AG-UI Wire Adapter
AG-UI is an edge protocol adapter over agentOS runtime facts.
Problem
Section titled “Problem”UI clients need AG-UI-compatible run streams, but AG-UI must not become a
second runtime model. If products parse LedgerEvent.payload directly or each
UI framework maps runtime events on its own, the event vocabulary has multiple
code sources and drifts from the ledger/runtime algebra.
Owner-owned SafeLedgerEvent projections are the source for AG-UI frames.
Runtime, workspace-job, and workspace-op packages each decide their browser-safe
payload. AG-UI frames are derived projections and are never written back to the
ledger. Product-owned events can appear only when their owner supplies a safe
event projector; AG-UI does not choose raw payload fields.
AG-UI tool declarations are generated from AgentSchema.projections.agUi.
AG-UI tool JSON Schema never creates Tool.execution, admission policy, quota,
material refs, or settlement authority.
Bindings
Section titled “Bindings”@agent-os/ag-ui owns all frame mapping, field retention, redaction, submit
input lowering, and core frame reduction.

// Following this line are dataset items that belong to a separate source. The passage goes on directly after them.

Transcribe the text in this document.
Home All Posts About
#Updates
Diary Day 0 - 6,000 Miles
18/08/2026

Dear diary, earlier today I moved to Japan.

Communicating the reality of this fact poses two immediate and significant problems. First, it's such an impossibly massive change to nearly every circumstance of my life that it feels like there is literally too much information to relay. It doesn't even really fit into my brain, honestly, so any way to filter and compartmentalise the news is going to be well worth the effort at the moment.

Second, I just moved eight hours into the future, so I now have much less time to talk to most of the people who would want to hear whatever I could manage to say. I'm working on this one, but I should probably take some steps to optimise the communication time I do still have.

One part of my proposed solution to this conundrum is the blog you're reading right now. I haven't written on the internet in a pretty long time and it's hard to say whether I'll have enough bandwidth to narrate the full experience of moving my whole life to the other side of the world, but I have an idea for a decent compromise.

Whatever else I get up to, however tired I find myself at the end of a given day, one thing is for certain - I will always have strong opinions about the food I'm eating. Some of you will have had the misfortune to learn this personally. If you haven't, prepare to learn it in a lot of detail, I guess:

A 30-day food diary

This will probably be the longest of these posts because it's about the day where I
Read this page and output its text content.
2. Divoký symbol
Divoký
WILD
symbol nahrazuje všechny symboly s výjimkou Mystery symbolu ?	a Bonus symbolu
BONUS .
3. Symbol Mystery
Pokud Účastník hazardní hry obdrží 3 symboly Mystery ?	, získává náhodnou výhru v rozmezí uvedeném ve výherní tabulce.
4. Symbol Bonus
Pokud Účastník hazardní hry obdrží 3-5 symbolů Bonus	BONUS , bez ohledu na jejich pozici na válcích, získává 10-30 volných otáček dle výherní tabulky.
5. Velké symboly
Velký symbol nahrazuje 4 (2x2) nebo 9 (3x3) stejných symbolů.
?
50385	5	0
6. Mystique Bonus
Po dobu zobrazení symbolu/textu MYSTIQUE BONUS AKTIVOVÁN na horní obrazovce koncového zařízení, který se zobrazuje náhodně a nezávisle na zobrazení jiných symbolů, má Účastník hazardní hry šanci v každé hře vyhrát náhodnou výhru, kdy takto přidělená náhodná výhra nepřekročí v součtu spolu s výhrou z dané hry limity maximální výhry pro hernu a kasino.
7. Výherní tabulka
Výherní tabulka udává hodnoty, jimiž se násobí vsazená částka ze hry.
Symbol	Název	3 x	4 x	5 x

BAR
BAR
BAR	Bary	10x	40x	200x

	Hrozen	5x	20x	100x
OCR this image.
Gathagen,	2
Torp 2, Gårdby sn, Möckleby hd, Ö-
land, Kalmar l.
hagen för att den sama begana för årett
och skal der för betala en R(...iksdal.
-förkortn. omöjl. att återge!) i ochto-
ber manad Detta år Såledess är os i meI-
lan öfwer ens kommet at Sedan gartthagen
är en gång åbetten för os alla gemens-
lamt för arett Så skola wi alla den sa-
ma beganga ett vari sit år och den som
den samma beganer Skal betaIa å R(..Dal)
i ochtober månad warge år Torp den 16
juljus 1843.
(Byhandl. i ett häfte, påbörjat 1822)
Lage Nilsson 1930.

@agent-os/ag-ui-react and @agent-os/ag-ui-svelte are thin consumers over the
same frame stream. They must not import runtime event decoders or inspect raw
ledger payloads.
Field Retention
Section titled “Field Retention”| Source field | AG-UI frame |
|---|---|
agent.run.started.id | RUN_STARTED.runId |
runtime event scope | RUN_STARTED.threadId unless caller overrides |
llm.response.items.message | TEXT_MESSAGE_* |
llm.response.items.tool_call | TOOL_CALL_START, summarized TOOL_CALL_ARGS, TOOL_CALL_END |
llm.response.usage | CUSTOM: agent-os.llm.usage |
tool.executed.result | summarized TOOL_CALL_RESULT.content |
agent.run.completed | RUN_FINISHED |
agent.aborted.* | RUN_ERROR |
| product/owner safe events | CUSTOM frame from safePayload |
Redaction
Section titled “Redaction”AG-UI frames omit provider URLs, credentials, provider-native metadata, resolved
material values, file bytes, and raw ledger payloads. Reasoning metadata is not
forwarded; only an explicit summaryRef or a redacted marker is projected.
Tool arguments, tool results, run input, and run output are projected as
redacted summaries by default. The package also exposes
verifyAgUiFrameSafety() as regression evidence for fixture-owned forbidden
literals and patterns, but egress safety comes from owner-owned safe event
projectors, not from deny-list scanning.
Compatibility Contract
Section titled “Compatibility Contract”The adapter targets the AG-UI 0.0.55 wire shape:
@ag-ui/core@0.0.55@ag-ui/client@0.0.55agentOS vendors the wire grammar as typed frame unions instead of importing the upstream package as source truth. Upstream packages can be pinned later at the HTTP/client boundary without changing runtime facts.
Non-Goals
Section titled “Non-Goals”This adapter does not add a new ledger vocabulary, replace attached streams, execute tools through AG-UI, or derive execution domains, quota, admission, or material refs from client-provided AG-UI tool declarations.
It also does not promote product-owned workspace file events into substrate runtime events. Product events remain extension frames until a separate carrier or projection owner is declared.